"Por unanimidade, a 4.ª Turma do TRF da 1.ª Região recebeu denúncia apresentada pelo Ministério Público Federal (MPF) contra empregador que reduziu seus empregados a condição análoga à de escravo, sujeitando-os a situações degradantes de trabalho. A Turma também determinou o retorno dos autos ao Juízo de origem a fim de que o processo tenha o seu normal prosseguimento.
O MPF recorreu ao Tribunal Regional Federal da 1.ª Região contra sentença que, no primeiro grau, rejeitou a denúncia apresentada por não verificar, na conduta do empregador, a prática do crime previsto no art. 149 do Código Penal - reduzir alguém a condição análoga à de escravo, quer submetendo-o a trabalhos forçados ou a jornada exaustiva, quer sujeitando-o a condições degradantes de trabalho, quer restringindo, por qualquer meio, sua locomoção em razão de dívida contraída com o empregador ou preposto.
Em suas alegações, o MPF sustenta que, neste caso, “não se trata de mero desrespeito a normas trabalhistas, mas sim às normas que disciplinam a prestação de trabalho acrescido de ofensa à dignidade humana mediante condições degradantes e coisificação do trabalhador”. Segundo o Ministério Público, as condições degradantes de trabalho foram constatadas pelo Ministério do Trabalho e Emprego, havendo farta documentação nos autos, inclusive fotos.
Argumentou também que para a caracterização do tipo penal em apreço é irrelevante a concordância das vítimas com a sua sujeição às condições degradantes de trabalho, ou a sua falta de percepção da violação de seus direitos fundamentais. “Um dos notórios efeitos da degradação humana é justamente a falta de conscientização”, ponderou.
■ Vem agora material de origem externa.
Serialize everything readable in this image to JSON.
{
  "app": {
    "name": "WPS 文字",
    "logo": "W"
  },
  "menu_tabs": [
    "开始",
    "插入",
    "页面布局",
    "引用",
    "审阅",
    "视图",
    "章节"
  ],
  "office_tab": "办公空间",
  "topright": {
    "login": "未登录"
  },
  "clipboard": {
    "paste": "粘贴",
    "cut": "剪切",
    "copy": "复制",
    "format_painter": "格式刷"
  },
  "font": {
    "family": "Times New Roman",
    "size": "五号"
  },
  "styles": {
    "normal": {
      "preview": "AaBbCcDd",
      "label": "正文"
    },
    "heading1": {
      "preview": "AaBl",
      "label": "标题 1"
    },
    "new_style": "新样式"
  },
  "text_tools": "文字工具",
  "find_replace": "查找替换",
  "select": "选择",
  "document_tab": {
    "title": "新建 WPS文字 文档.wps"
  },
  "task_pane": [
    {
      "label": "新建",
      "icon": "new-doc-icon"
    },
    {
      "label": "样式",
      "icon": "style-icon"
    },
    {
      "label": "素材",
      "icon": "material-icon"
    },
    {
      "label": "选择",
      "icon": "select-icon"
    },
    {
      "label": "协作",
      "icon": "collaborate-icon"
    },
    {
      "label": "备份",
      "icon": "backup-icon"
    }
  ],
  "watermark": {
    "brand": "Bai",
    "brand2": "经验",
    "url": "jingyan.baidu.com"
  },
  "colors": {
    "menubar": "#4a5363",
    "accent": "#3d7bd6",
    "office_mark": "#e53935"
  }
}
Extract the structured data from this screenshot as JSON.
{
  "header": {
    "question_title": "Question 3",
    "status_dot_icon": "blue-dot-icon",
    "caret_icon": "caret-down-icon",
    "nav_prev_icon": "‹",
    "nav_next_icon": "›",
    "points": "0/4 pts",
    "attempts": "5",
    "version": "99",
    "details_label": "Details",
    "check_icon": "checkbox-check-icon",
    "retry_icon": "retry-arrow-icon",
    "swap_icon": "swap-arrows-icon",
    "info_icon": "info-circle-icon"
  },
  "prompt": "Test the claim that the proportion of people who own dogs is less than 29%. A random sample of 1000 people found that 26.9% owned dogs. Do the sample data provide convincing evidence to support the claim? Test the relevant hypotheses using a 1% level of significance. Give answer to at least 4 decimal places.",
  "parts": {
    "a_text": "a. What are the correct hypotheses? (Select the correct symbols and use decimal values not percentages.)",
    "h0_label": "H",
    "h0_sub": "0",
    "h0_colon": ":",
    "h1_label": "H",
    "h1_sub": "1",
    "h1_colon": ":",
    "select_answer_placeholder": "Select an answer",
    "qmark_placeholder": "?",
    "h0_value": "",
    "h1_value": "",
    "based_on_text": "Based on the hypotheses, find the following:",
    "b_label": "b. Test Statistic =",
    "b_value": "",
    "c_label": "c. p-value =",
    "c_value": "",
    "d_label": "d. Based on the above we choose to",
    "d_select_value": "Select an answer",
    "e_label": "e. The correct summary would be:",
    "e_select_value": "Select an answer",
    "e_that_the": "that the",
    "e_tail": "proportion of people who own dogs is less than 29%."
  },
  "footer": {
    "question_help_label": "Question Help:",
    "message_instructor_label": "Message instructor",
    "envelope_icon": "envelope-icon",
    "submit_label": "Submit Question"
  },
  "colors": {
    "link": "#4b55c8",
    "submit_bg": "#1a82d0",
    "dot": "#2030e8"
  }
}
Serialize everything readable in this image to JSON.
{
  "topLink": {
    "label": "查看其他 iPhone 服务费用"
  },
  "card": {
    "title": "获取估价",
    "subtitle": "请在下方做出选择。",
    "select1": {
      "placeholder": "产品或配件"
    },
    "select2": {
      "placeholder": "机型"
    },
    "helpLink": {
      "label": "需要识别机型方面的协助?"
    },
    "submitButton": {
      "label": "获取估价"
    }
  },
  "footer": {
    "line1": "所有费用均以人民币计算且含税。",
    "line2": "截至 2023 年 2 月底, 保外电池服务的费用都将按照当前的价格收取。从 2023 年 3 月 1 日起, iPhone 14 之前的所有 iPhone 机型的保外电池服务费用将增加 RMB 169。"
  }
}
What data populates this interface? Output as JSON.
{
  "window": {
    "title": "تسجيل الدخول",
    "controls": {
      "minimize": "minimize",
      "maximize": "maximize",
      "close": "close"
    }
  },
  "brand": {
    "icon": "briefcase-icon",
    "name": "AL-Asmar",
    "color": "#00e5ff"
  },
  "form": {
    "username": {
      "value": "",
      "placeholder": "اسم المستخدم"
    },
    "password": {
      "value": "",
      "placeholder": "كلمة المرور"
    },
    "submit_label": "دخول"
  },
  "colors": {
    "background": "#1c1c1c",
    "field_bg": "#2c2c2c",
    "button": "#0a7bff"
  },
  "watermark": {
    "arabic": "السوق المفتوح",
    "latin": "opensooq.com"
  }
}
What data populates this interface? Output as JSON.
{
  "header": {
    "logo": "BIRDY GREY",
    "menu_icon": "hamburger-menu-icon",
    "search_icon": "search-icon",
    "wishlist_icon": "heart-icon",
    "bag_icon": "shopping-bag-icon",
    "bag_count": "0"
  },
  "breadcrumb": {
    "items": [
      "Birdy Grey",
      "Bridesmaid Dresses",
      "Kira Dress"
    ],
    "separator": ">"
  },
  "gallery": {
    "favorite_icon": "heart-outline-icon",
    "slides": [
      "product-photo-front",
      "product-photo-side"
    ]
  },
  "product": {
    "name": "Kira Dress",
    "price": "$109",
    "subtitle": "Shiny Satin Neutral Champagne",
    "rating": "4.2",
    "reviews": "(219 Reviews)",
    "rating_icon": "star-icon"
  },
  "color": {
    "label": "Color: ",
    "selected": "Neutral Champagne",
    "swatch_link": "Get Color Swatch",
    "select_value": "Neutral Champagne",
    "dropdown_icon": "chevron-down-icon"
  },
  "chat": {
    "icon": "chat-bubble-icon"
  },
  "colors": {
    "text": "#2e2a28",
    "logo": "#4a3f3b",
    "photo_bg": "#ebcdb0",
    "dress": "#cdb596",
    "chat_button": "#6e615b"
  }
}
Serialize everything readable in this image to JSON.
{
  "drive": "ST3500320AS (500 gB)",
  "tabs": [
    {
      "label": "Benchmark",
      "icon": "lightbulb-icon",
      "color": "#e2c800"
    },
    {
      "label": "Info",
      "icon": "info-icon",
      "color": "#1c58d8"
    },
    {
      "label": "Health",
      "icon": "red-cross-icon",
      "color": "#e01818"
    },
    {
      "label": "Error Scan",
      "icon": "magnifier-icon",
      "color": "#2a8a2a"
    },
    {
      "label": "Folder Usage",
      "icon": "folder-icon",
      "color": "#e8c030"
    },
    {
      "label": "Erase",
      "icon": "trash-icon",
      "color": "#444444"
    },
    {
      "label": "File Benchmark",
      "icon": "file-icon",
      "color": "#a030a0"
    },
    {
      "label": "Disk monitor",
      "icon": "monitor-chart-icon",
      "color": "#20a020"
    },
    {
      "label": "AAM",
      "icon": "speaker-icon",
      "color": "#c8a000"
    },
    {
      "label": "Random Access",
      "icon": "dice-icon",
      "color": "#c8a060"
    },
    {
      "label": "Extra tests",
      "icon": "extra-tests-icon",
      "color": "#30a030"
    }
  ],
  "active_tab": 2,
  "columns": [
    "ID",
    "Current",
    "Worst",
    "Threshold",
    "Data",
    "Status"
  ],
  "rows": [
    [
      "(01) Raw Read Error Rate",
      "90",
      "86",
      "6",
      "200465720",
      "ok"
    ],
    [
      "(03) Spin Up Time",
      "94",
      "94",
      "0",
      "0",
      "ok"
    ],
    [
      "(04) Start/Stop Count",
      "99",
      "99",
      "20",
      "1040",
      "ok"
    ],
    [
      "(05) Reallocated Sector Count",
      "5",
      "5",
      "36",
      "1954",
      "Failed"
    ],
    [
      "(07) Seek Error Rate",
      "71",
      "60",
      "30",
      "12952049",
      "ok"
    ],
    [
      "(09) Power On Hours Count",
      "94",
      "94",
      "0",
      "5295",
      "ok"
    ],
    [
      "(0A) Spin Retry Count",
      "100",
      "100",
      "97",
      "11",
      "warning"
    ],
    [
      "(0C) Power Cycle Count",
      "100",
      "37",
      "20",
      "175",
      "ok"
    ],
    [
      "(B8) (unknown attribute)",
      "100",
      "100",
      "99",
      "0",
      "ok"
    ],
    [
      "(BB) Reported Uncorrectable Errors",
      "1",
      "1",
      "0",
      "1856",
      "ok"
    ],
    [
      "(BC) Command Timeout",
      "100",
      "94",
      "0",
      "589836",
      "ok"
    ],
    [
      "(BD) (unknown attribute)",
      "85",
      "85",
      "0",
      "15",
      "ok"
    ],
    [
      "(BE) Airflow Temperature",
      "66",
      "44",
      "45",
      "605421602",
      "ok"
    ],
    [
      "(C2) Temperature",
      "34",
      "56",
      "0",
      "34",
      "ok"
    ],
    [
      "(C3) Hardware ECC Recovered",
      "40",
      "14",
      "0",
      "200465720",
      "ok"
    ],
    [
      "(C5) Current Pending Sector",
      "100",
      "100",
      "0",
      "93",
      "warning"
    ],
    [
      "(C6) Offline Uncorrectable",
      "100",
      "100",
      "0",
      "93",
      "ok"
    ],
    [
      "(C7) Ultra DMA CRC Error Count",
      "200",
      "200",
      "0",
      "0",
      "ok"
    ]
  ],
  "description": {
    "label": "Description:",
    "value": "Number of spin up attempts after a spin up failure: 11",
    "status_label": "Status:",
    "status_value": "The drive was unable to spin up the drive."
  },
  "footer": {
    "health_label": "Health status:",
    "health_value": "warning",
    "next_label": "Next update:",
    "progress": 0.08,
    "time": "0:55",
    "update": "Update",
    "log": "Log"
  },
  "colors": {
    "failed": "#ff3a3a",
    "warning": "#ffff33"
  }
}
Para a relatora, juíza federal convocada Clemência Almada, o MPF tem razão em seus argumentos. Isso porque, no caso em comento, estão presentes os elementos necessários ao recebimento da denúncia, em razão do preenchimento dos requisitos da existência do fato, indícios suficientes de autoria e, ainda, de um ato considerado pela lei como criminoso.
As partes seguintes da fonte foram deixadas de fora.